Jury Duty in Manhattan isn’t all hardship. The courthouse I was in today was steps away from Chinatown, which to my mind means one thing and one thing only: vegetarian dim sum! (How could I not take advantage during lunch break and search out the place I always have trouble finding in order to have a mini-feast, including the infamous “treasure balls”?) But the other part of jury duty is far more serious. So serious, in fact, that I wonder if I am cut out to be a juror—me, the emotional, illogical, mess of a mess. If you were looking closely at me sitting in the jury box during all the many selection questions you would have seen my mismatched socks. Also the fact that I was clutching my neck, a thing I do when I am uncomfortable or, historically, on LSD. Needless to say (though I have a feeling it was for other reasons) I wasn’t picked.
I am expected back again tomorrow. Does that mean more vegetarian dim sum for lunch? It might, it just might.
That particular neighborhood of Manhattan gives me good memories. It was in one of those courthouses where e and I got married, you know, so I heaved many a romantic sigh waiting on the long line to get to the metal detectors.
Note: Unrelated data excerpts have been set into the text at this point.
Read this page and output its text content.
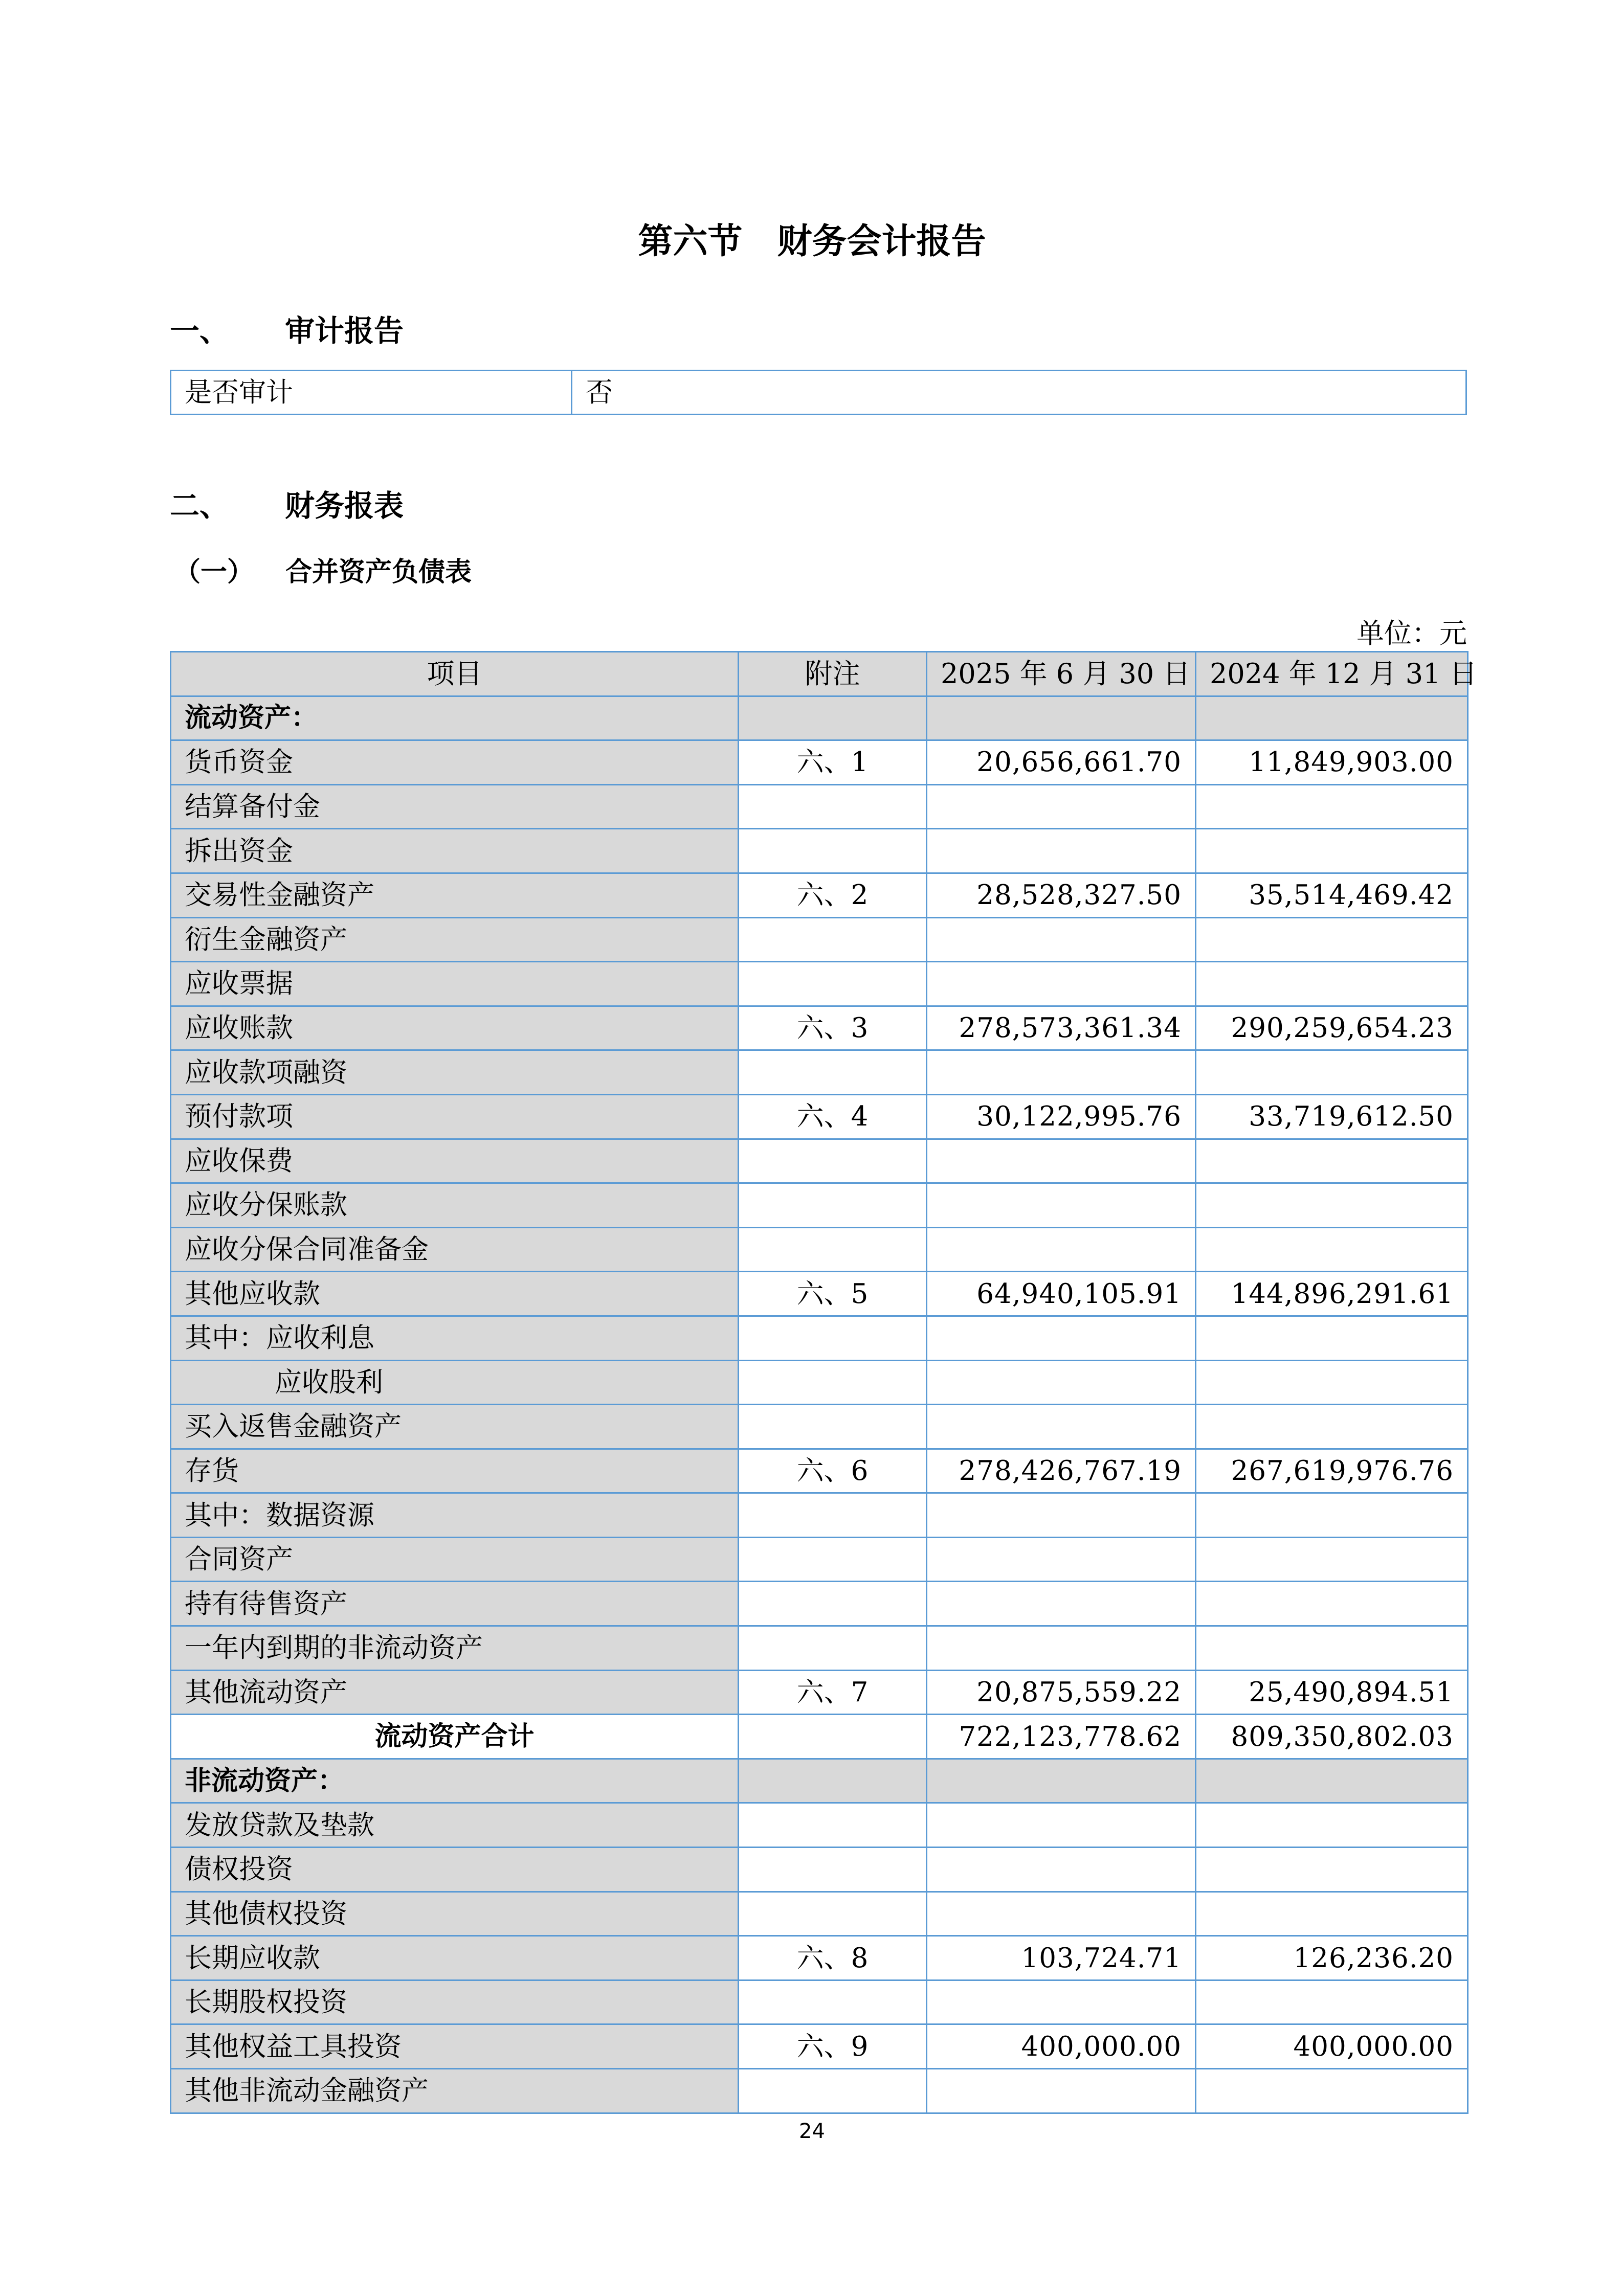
第六节　财务会计报告
一、 审计报告
是否审计	否
二、 财务报表
（一） 合并资产负债表
单位：元
项目	附注	2025 年 6 月 30 日	2024 年 12 月 31 日
流动资产：			
货币资金	六、1	20,656,661.70	11,849,903.00
结算备付金			
拆出资金			
交易性金融资产	六、2	28,528,327.50	35,514,469.42
衍生金融资产			
应收票据			
应收账款	六、3	278,573,361.34	290,259,654.23
应收款项融资			
预付款项	六、4	30,122,995.76	33,719,612.50
应收保费			
应收分保账款			
应收分保合同准备金			
其他应收款	六、5	64,940,105.91	144,896,291.61
其中：应收利息			
应收股利			
买入返售金融资产			
存货	六、6	278,426,767.19	267,619,976.76
其中：数据资源			
合同资产			
持有待售资产			
一年内到期的非流动资产			
其他流动资产	六、7	20,875,559.22	25,490,894.51
流动资产合计		722,123,778.62	809,350,802.03
非流动资产：			
发放贷款及垫款			
债权投资			
其他债权投资			
长期应收款	六、8	103,724.71	126,236.20
长期股权投资			
其他权益工具投资	六、9	400,000.00	400,000.00
其他非流动金融资产			
24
But jury duty is no excuse for not writing. (I haven’t been writing… can you tell?) I think I might be afraid of my MacBook. Here it is, returned to me with a factory-fresh hard-drive and a brand-new top case so it looks and acts like a new computer—for the high price of free—and yet… And yet I keep having flashbacks of the day it died. I haven’t taken it out to write yet. I feel exhausted, anxious, under strain even though I’m under no strain. Still, I have to write all weekend, because…
I have more revisions to do. Yes, on the freelance manuscript I thought/hoped was done and over.
But, oddly, they messengered over the final payment today, the one due on d&a (delivery and acceptance). Does this mean the revisions are voluntary? I wish.